Ainda conforme a nota, no Tocantins, a Polícia Judiciária investiga atos criminosos, como manda a lei, não importando quem sejam os autores.

"O fato que ora repercute só reforça a necessidade de que seja conferida autonomia à Policia Civil, para que os policiais e a sociedade tocantinense não sejam reféns de organizações criminosas que por ventura venham a ocupar cargos e dominar a administração pública com a intenção de satisfazer seus objetivos espúrios". 

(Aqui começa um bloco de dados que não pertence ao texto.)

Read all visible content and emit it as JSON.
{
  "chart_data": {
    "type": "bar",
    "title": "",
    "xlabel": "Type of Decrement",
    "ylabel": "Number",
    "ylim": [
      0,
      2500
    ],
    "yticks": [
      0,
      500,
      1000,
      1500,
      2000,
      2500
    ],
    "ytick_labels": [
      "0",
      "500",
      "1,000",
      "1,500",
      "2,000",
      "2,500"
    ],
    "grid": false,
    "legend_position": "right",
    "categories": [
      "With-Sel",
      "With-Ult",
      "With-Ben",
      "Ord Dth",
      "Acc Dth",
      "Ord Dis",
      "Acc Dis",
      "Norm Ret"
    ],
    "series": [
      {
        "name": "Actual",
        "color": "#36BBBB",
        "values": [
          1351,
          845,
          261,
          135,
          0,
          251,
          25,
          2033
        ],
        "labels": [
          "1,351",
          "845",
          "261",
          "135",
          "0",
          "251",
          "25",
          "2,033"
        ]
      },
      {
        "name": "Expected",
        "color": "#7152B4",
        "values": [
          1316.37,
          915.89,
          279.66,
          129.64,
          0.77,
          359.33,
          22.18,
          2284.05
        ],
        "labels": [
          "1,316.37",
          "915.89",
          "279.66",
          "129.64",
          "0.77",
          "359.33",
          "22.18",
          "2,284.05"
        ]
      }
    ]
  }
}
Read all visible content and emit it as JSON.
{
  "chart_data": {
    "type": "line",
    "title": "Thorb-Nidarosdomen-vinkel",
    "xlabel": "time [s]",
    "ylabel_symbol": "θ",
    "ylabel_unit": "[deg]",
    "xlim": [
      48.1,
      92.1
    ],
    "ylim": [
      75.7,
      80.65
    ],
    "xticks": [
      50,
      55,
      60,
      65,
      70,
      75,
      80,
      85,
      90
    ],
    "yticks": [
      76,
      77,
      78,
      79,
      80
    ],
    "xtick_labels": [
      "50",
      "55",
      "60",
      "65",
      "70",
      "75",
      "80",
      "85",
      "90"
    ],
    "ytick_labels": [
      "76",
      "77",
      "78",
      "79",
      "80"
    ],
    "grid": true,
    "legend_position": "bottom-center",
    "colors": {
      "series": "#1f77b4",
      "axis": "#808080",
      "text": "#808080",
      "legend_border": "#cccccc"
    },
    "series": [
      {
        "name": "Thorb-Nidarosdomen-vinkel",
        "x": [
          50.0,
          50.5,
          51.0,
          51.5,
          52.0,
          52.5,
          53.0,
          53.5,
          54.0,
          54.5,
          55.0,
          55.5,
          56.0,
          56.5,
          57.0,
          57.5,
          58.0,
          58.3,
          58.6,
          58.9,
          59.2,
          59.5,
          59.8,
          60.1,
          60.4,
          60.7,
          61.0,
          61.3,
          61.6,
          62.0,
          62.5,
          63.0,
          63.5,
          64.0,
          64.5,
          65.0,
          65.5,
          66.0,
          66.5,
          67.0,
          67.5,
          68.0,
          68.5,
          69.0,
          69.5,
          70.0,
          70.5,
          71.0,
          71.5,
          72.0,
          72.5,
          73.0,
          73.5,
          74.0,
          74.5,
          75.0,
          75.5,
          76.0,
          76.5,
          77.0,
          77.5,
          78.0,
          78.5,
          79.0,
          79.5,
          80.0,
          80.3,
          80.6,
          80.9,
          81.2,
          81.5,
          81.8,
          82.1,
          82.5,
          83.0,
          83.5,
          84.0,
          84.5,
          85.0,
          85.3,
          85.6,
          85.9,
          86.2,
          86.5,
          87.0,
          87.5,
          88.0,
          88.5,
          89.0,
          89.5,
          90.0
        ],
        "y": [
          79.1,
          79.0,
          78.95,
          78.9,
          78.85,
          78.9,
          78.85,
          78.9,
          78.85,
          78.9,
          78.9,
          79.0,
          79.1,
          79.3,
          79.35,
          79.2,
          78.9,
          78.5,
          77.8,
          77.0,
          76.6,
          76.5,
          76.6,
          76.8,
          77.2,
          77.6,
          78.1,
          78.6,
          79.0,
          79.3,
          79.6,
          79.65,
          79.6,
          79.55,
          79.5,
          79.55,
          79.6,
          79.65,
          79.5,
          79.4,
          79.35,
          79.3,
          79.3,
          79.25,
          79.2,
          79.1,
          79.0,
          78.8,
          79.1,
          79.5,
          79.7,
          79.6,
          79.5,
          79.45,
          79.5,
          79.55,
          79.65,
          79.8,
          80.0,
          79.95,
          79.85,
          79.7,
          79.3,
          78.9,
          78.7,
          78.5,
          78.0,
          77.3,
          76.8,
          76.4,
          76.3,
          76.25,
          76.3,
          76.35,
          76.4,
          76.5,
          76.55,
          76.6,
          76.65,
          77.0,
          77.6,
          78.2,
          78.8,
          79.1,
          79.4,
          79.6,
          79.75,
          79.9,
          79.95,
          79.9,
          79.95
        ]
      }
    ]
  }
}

O pai do ex-governador José Edmar Brito Miranda, Marcelo, e o irmão, José Edmar Brito Miranda Júnior foram presos na última semana durante uma operação da Polícia Federal. Marcelo foi preso em Brasília, no apartamento funcional da esposa, a deputada federal Dulce Miranda (MDB-TO). Brito Miranda foi preso em Palmas e o irmão do ex-governador foi preso em Santana do Araguaia (PA).

O grupo é investigado por manter um esquema de corrupção, peculato, fraudes em licitações, desvios de recursos públicos, recebimento de vantagens indevidas, falsificação de documentos e lavagem de dinheiro. A estimativa da PF é que o prejuízo causado aos cofres públicos chega a R$300 milhões.

O irmão do ex-governador Marcelo Miranda, Brito Júnior está preso na Casa de Prisão Provisória (CPPP), já Marcelo está detido no Quartel de Comando Geral da Polícia Militar em Palmas.